Заведение по меркам ирландских баров было освещено чрезмерно, что усугублялось столами из светлой древесины, светло-бежевыми сиденьями, образовывающими отгороженные друг от друга кабинеты, и светлой же сверкающей стойкой бара. Большинство ирландских баров темноваты, отделаны красным деревом или дубом, полы в них обычно черные. Темнота, как мне всегда казалось, позволяет лучше ощутить близость собутыльника, которая так необходима нам, ирландцам, чтобы пить, как мы это обычно делаем, неумеренно.
В ярком свете было хорошо видно, как противостояние, в котором мы только что участвовали на открытом стадионе, продолжается в помещении. Ребята из «убийств и ограблений» расселись у стойки и за небольшими столиками напротив нее. Их противники расположились в глубине зала в кабинетах, стояли кучками рядом с небольшой сценой, расположенной у пожарного выхода. Говорили так громко, что ирландское трио, исполнив четыре песни, на этом выступление и закончило.

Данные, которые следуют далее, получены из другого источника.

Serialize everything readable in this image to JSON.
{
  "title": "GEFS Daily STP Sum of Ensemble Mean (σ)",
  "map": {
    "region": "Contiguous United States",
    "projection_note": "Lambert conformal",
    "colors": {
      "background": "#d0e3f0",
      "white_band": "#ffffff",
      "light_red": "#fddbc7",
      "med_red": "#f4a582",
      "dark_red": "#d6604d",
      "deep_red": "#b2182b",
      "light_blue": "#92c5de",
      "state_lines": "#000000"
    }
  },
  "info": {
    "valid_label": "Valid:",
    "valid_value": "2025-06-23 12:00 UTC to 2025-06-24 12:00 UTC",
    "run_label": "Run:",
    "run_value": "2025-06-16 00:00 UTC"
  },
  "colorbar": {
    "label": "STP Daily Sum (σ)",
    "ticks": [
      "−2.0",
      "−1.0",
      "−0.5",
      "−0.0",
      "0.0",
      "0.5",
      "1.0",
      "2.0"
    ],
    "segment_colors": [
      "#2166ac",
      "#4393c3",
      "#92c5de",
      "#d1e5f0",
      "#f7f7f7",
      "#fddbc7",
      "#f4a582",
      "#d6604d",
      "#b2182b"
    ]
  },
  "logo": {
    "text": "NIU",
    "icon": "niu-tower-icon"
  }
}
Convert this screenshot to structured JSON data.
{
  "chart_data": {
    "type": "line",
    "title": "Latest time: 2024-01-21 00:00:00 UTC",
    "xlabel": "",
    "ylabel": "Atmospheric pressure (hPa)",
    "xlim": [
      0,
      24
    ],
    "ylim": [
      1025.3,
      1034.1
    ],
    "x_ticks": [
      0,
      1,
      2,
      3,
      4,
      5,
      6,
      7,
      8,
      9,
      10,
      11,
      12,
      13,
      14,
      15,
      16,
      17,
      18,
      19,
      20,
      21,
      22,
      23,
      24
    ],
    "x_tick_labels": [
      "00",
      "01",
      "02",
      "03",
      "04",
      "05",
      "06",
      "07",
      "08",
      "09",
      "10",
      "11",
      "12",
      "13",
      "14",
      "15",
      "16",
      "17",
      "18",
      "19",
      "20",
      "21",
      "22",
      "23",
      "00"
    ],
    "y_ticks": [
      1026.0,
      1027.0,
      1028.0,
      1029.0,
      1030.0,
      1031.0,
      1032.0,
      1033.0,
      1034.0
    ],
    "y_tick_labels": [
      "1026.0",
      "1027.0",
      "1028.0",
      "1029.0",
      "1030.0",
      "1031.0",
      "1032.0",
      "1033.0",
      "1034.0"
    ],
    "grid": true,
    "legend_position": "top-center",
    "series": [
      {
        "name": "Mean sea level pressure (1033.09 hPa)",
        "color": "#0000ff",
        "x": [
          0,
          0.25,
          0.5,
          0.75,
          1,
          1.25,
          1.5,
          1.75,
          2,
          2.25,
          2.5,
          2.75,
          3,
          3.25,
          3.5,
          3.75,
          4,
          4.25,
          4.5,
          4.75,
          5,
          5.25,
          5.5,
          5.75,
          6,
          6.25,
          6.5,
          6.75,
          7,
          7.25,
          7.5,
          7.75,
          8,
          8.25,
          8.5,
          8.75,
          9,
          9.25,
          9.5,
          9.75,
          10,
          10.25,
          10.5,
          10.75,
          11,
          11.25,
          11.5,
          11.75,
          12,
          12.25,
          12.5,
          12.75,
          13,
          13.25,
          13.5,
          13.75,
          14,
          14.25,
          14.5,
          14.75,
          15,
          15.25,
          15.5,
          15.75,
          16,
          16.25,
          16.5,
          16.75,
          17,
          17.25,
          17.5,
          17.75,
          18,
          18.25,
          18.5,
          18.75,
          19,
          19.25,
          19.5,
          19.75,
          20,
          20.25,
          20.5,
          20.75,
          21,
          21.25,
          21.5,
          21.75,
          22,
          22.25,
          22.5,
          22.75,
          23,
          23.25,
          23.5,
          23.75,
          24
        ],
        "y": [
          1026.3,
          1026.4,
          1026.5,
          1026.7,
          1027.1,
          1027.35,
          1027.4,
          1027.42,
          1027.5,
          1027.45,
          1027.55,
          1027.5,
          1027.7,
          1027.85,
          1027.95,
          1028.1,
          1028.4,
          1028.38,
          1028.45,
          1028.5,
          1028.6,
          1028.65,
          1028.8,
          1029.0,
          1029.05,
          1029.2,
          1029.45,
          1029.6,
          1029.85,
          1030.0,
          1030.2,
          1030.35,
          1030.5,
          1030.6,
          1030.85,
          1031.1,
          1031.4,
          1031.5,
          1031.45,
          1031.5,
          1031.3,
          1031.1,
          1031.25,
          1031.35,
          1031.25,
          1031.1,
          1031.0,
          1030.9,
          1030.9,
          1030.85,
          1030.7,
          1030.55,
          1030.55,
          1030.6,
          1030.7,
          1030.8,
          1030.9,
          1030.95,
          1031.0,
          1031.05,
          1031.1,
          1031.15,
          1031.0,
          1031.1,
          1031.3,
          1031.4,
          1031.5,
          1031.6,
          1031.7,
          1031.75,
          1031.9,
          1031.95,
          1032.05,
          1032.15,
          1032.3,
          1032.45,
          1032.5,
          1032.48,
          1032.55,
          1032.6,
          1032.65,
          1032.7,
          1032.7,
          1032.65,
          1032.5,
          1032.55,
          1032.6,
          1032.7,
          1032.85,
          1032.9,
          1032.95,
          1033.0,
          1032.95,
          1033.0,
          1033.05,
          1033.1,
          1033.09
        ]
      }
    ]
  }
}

Понятия не имею, что думало начальство этого обычно немноголюдного бара, когда в него ввалилось пятьдесят мужиков с окровавленными лицами. Может, на кухне в готовности сидели запасные вышибалы или кто-то звонил в департамент полиции Брайтона, сообщая о необходимости повысить уровень террористической угрозы, но нашествие явно несло заведению прибыль. Пиво и крепкие напитки полились рекой, бармен едва успевал выполнять заказы, поступавшие из глубины зала, а его помощники, бродя среди посетителей, подметать разбитое стекло бутылок и содержимое перевернутых пепельниц.
Бруссард и Джон Коркери заседали где-то вдали от стойки и, перекрывая шум, произносили тосты за «защиту прав». Бруссард прикладывал к поврежденной губе то салфетку, то бутылку холодного пива.
— Я-то думал, вы — кореши, — сказал Оскар. — Что, мамки больше не разрешают играть вместе или вы сами расплевались?
— Мамки, — сказал я.
— Отличный коп, — сказал Девин, — порисоваться, правда, охотник, но в «наркотиках» и «нравах» они все такие.
— Бруссард из «преступлений против детей». Черт, и даже не там он. Он теперь в автопарке.
— Раньше был в «преступлениях против детей», — сказал Девин. — Года два там продержался. До этого пять лет в «нравах», пять лет в «наркотиках».
— Больше. — Оскар рыгнул. — Мы одновременно уходили из «охраны жилого сектора», год проходили в форме, потом он пошел в «нравы», а я в «сопряженные с насилием». Это в восемьдесят третьем было.
В это время Реми, сидевший между двумя копами, каждый из которых что-то говорил ему в соответствующее ухо, посмотрел в нашу сторону, поднял бутылку пива и движением головы пригласил нас выпить вместе с ним.
Мы подняли свои.
Он улыбнулся, с минуту смотрел на нас, потом отвернулся к сидевшим рядом с ним.
— Бывших сотрудников «нравов» не бывает, — сказал Девин. — Такие засранцы.
— На будущий год их сделаем, — сказал Оскар.
— Тогда будут уже другие, — с горечью сказал Девин. — Бруссард уходит, Вриман — тоже. Коркери в январе тридцать лет службы стукнет, говорят, он себе уже купил дом в Аризоне.